Technical monitoring
As the old saying goes, you can’t manage what you can’t measure. Happily, the technical and economic barriers to the monitoring of simple parameters such as temperature and humidity have fallen significantly over the decades. A temperature logger capable of running autonomously for six months or more can be had for mere tens of pounds. Much more comprehensive and sophisticated systems are also available, and as with simulation, the most appropriate tool must be chosen for each situation. An excellent approach to designing a monitoring campaign is to carefully frame a question or set of questions that need to be answered, such as ‘what temperature does the heating system deliver in the bedroom’, or ‘what is the space heating energy demand?’ With some clear questions in hand, the appropriate parameters can be selected, the accuracy and precision of sensors confirmed, and the duration of the monitoring chosen. The last factor can range from a single ‘spot’ measurement with a hand-held moisture meter for example, to a few hours during a single visit, up to days, months or years.

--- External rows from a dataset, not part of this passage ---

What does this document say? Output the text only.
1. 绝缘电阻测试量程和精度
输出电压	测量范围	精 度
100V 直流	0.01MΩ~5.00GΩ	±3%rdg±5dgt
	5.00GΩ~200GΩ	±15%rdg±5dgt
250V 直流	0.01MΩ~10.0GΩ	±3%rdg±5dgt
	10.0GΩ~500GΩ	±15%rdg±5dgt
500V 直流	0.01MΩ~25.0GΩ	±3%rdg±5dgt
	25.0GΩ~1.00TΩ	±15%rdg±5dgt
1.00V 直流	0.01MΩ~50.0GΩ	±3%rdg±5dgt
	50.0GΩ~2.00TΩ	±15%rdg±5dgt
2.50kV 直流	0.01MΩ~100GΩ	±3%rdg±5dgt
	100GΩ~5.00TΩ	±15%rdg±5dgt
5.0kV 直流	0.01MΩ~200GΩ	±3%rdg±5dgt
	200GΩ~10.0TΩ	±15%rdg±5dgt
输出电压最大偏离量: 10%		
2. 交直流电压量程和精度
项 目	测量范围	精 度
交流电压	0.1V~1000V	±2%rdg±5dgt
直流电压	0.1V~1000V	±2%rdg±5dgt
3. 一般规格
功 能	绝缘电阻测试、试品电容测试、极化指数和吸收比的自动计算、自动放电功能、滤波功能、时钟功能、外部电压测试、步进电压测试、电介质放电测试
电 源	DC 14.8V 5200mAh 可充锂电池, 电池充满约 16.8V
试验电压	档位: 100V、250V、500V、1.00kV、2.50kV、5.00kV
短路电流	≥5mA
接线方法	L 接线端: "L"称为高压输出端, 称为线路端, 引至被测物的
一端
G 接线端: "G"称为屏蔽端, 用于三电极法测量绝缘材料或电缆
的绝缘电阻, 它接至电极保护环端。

A problem with these approaches is that they can be relatively expensive, at least in the context of single dwellings, and each building must be analysed individually; the varying patterns of occupancy, thermostat settings and so on make comparisons between buildings difficult. Recently, a number of companies have launched proprietary systems that integrate hardware and software to deliver what might be considered a ‘true’ as built score for the building fabric alone. A range of sensors measures the energy consumption as well as temperatures, occupancy patterns and so on. Machine learning techniques are used to factor-out confounding variables to provide a result that describes the thermal quality of the fabric, irrespective of the factors that in the past made comparison difficult.
Conclusions
Heritage buildings have a crucial role to play in our response to the climate crisis. The carbon footprint of all buildings must be reduced, whether that be by switching to low carbon forms of energy for heating, reducing the energy demand by improving the thermal performance of the building fabric, or both. The most appropriate balance of measures will vary from building to building, and to make good decisions about this we must have a proper understanding of the thermal behaviour of each building.
There are various tools available to do this, from simple observations, a multitude of measurements that can be taken and a range of calculations, models and simulations that can help us make decisions. However, these methods and tools are just part of a process which must encompass many more factors if we are to safeguard our built heritage while responding to the climate emergency.